Saturday, October 26, is the annual Make a Difference Day. For more than two decades, this day has been designated as the nation’s largest day of community service. It is a day when millions of volunteers across the United States will take part in doing something that in some way will improve the lives of others in their communities.
There will be projects where hundreds of individuals will pick up the plastic, glass and aluminum containers discarded on the roads and green areas of their towns or villages. Others will paint and repair playground equipment at their parks. Still others may cut the grass and make repairs at a baseball, football or soccer field used by the young people in their community.
Some individuals may take on the project of fixing, cleaning and painting the home of someone who is disabled and can no longer do the chores they at one time enjoyed doing. Making a home shiny and bright will not only improve the appearance of the neighborhood, but this act of kidness, more importantly, will make the owners feel good about their home, lift their spirits and put a smile on their faces.
Another project for that day could also be a food drive to stock and replenish a community’s food pantry. With the holidays fast approaching and one in six Americans living with hunger, the pantries could all use an abundance of donations to ensure none of their neighbors ever go hungry.
And there are many charitable organizations that could use clothes and shoes of all sizes for men, women and children. Winter coats, gloves and scarves for cold weather climates will warm the bodies and hearts of those truly in need. It will also warm the souls of those who give.

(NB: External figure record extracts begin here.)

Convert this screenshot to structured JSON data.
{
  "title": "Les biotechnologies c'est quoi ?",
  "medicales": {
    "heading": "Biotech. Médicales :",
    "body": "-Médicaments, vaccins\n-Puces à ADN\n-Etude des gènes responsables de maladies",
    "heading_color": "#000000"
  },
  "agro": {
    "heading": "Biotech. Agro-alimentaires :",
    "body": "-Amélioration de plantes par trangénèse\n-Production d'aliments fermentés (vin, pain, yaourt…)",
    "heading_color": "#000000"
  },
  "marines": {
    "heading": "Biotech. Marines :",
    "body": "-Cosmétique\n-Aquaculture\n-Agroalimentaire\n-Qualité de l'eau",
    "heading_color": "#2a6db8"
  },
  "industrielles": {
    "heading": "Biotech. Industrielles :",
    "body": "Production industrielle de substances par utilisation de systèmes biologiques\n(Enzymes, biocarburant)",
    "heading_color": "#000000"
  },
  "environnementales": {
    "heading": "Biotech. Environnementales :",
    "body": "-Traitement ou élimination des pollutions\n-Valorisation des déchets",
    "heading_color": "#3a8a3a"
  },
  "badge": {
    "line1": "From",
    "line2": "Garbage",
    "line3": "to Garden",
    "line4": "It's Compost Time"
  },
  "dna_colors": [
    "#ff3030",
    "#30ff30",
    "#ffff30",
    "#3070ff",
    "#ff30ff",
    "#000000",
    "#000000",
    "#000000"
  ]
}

Others may begin collecting toys for those children who would not otherwise receive a gift at Christmas, Hanukkah or Kwanzaa. It’s a great way to brighten a child’s holiday.

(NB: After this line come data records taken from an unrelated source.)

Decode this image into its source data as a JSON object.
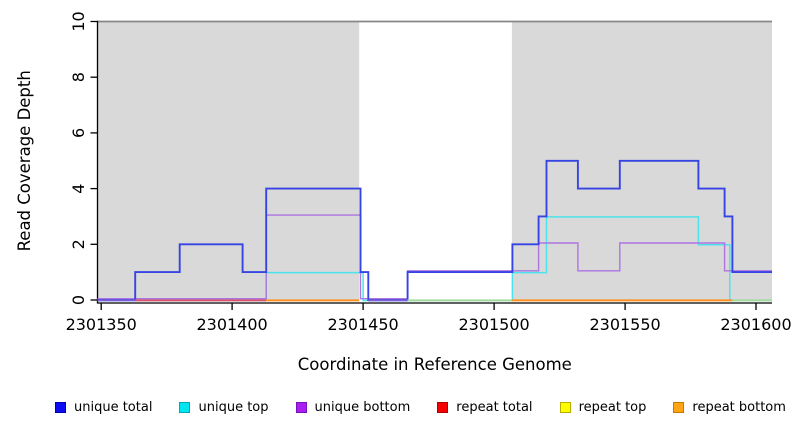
{
  "chart_data": {
    "type": "line",
    "subtype": "step-coverage-plot",
    "title": "",
    "xlabel": "Coordinate in Reference Genome",
    "ylabel": "Read Coverage Depth",
    "xlim": [
      2301348.6,
      2301606.1
    ],
    "ylim": [
      0,
      10
    ],
    "x_ticks": [
      2301350,
      2301400,
      2301450,
      2301500,
      2301550,
      2301600
    ],
    "y_ticks": [
      0,
      2,
      4,
      6,
      8,
      10
    ],
    "grid": "off",
    "legend_position": "bottom",
    "colors": {
      "shading": "#d9d9d9",
      "plot_top_border": "#878787",
      "axis": "#000000"
    },
    "shaded_regions": [
      {
        "x0": 2301348.6,
        "x1": 2301448.5,
        "color": "#d9d9d9"
      },
      {
        "x0": 2301506.8,
        "x1": 2301606.1,
        "color": "#d9d9d9"
      }
    ],
    "series": [
      {
        "name": "unique total",
        "line_color": "#3544e2",
        "swatch_color": "#0d0df5",
        "swatch_border": "#0000b0",
        "points": [
          [
            2301348.6,
            0
          ],
          [
            2301363,
            1
          ],
          [
            2301380,
            2
          ],
          [
            2301404,
            1
          ],
          [
            2301413,
            4
          ],
          [
            2301449,
            1
          ],
          [
            2301452,
            0
          ],
          [
            2301467,
            1
          ],
          [
            2301507,
            2
          ],
          [
            2301517,
            3
          ],
          [
            2301520,
            5
          ],
          [
            2301532,
            4
          ],
          [
            2301548,
            5
          ],
          [
            2301578,
            4
          ],
          [
            2301588,
            3
          ],
          [
            2301591,
            1
          ],
          [
            2301606.1,
            1
          ]
        ]
      },
      {
        "name": "unique top",
        "line_color": "#4ce4ec",
        "swatch_color": "#00e6f0",
        "swatch_border": "#00a8b4",
        "points": [
          [
            2301348.6,
            0
          ],
          [
            2301413,
            1
          ],
          [
            2301450,
            0
          ],
          [
            2301507,
            1
          ],
          [
            2301520,
            3
          ],
          [
            2301578,
            2
          ],
          [
            2301590,
            0
          ],
          [
            2301606.1,
            0
          ]
        ]
      },
      {
        "name": "unique bottom",
        "line_color": "#ad74e2",
        "swatch_color": "#a81ef0",
        "swatch_border": "#7a10b8",
        "points": [
          [
            2301348.6,
            0
          ],
          [
            2301413,
            3
          ],
          [
            2301449,
            0
          ],
          [
            2301467,
            1
          ],
          [
            2301517,
            2
          ],
          [
            2301532,
            1
          ],
          [
            2301548,
            2
          ],
          [
            2301588,
            1
          ],
          [
            2301606.1,
            1
          ]
        ]
      },
      {
        "name": "repeat total",
        "line_color": "#d5536f",
        "swatch_color": "#f50000",
        "swatch_border": "#b00000",
        "points": [
          [
            2301348.6,
            0
          ],
          [
            2301606.1,
            0
          ]
        ]
      },
      {
        "name": "repeat top",
        "line_color": "#e6e65a",
        "swatch_color": "#fdfd00",
        "swatch_border": "#b8ae00",
        "points": [
          [
            2301348.6,
            0
          ],
          [
            2301606.1,
            0
          ]
        ]
      },
      {
        "name": "repeat bottom",
        "line_color": "#ff9020",
        "swatch_color": "#ffa513",
        "swatch_border": "#c87a00",
        "points": [
          [
            2301348.6,
            0
          ],
          [
            2301606.1,
            0
          ]
        ]
      }
    ],
    "baseline_segments": [
      {
        "x0": 2301348.6,
        "x1": 2301363,
        "color": "#7a5fd8"
      },
      {
        "x0": 2301363,
        "x1": 2301413,
        "color": "#d5536f"
      },
      {
        "x0": 2301413,
        "x1": 2301448.5,
        "color": "#ff9020"
      },
      {
        "x0": 2301452,
        "x1": 2301467,
        "color": "#7a5fd8"
      },
      {
        "x0": 2301467,
        "x1": 2301506.8,
        "color": "#a4d9a0"
      },
      {
        "x0": 2301506.8,
        "x1": 2301591,
        "color": "#ff9020"
      },
      {
        "x0": 2301591,
        "x1": 2301606.1,
        "color": "#a4d9a0"
      }
    ]
  }
}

The efforts of all these participants will not only make their streets, sidewalks and lawns clean and brighter, but these good acts will also unite neighbors and friends in a combined effort to make things better for all who live, work and visit the community. And it will improve the lives of all who benefit from these great efforts.
The types of activities that can take place on Make a Difference Day could easily fill all the pages of a legal tablet. And each one listed is as important and meaningful as the other.
During my time on the NCUA Board, I have continually reached out to credit unions and urged them to take part in events that benefit the communities they serve. I have asked that they be an integral part of their communities, so everyone will know that credit unions are there to help in every way they can. Participating in community service isn’t just good corporate citizenship, it’s also good for the credit union’s bottom line.
Last year, I challenged the Defense Credit Union Council to honor the men and women who have served our country in the military by hiring a veteran to work at their credit unions. We’ve followed through at NCUA with our Feds for Vets expedited hiring initiative.
And now, I challenge all credit unions to help make a difference.
What better way to exemplify the credit union philosophy of people helping people, than to have every credit union, in some small or large way, be a participant in Make a Difference Day.
That is what I have always told groups I speak to: Credit unions make a difference in every life they touch.
On October 26, I challenge you to get your staff, directors and members involved. Join or create your own projects. Show everyone that your credit union is just not brick and mortar taking space in a community. Show them your credit union is full of people who care about other people. Show them that credit unions put people first.